As always with Bond, the plot makes no real sense – one of the fixed rules. It’s something to do with MI6 not being keen on merging with MI5, because they want to get rid of the 00 programme and do all spying virtually. It’s just not the sort of thing done by decent chaps, personified by Ralph Fiennes as M. No matter: it’s all a MacGuffin to allow Bond to go off the grid and chase people through glamourous locations, which he does, with aplomb.

One of these is Dr Madelaine Swann (Léa Seydoux), whose name is a pointless intellectual joke. Dr Swann is a psychologist, so Bond must at least initially pretend to be in need of her services when he tracks her down to a suitably ludicrous glass and steel clinic perched on top of an Austrian mountain. But we only get to see her psychological knowledge displayed through her ability to read out a personality questionnaire and tick the responses, neither of which seems worthy of a doctorate.

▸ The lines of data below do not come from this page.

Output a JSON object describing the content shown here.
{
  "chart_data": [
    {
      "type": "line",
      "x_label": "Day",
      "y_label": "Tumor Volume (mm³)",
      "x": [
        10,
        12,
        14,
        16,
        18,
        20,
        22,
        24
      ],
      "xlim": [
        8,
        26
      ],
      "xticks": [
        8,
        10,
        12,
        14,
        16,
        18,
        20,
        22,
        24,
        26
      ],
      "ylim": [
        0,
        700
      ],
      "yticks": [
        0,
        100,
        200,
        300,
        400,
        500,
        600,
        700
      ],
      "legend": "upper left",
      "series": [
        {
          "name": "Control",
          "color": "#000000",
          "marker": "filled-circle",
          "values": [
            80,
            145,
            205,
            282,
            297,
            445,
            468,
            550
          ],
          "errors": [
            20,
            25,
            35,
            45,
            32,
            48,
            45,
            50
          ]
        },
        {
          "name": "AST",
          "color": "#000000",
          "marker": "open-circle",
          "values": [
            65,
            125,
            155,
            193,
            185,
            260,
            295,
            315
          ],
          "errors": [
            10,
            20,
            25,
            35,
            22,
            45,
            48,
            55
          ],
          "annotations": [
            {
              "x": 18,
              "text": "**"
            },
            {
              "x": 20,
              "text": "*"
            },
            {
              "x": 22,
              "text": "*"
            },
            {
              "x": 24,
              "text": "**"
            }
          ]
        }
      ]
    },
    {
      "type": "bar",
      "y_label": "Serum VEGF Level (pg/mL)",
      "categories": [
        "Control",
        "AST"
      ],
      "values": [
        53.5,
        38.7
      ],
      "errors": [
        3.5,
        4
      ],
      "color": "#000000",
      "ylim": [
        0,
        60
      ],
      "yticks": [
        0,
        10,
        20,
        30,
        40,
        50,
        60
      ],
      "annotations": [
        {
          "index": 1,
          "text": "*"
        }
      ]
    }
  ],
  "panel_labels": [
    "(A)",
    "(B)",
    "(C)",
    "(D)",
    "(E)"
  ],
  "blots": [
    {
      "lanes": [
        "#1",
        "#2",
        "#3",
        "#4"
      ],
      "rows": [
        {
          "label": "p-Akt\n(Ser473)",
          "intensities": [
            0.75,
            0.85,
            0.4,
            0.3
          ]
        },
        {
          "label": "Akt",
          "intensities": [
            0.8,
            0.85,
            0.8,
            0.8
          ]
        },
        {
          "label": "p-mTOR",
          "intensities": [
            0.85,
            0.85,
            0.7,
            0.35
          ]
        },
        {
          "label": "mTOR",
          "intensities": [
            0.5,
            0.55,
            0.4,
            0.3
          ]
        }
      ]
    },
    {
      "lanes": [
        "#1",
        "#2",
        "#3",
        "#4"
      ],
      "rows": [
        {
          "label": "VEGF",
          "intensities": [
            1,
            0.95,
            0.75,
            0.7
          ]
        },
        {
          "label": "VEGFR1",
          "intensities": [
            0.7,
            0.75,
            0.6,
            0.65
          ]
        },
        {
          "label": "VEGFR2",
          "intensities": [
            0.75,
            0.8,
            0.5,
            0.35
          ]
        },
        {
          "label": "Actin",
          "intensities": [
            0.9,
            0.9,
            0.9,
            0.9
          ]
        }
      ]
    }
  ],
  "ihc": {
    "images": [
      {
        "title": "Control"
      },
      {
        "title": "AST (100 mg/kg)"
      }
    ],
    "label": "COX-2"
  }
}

The right casting is essential in Bond films, and Seydoux is a misstep. Of course she looks the part, but she isn’t credible in a role which aims to be not a Bond girl, but anti-Bond himself: insightful, emotionally intelligent, but still able to pack a gun when required. Any psychological depth which this character might have brought to the Bond franchise is sadly never realised. Christian Waltz is also surprisingly disappointing as the baddie, and the psychological aspects he brings to the story – which could have been considerable - are largely thrown away.

The film’s real weakness is the absence of Judi Dench, cruelly killed off at the end of Skyfall for no good reason. In retrospect, the relationship between Dench’s M and Craig’s 007 was the heart of the first three films. There was real chemistry between Dench and Craig, and their relationship flitted between mother and son, and wife and husband. Her absence reveals the difficulty with current attempts to develop Bond psychologically, as no other character has a genuinely close relationship with him.

There is, however, plenty of action which keeps things moving along nicely: gunfights, car chases, hand-to-hand fighting and lots of explosions. Comedy is provided by Ben Wishaw, who makes the most of his role as invaluable uber-nerd Q. But the gadget count is disappointingly low, and so too is the kissing count, if that’s your thing - blink and you’ll miss Monica Bellucci in a basque. The film is squarely in 12A territory. Spectre ticks sufficient boxes to be a big hit; but psychologists will have to wait for further insight into the real James Bond.

- Reviewed by Kate Johnstone, a postgraduate at University College London and Associate Editor for 'Reviews'.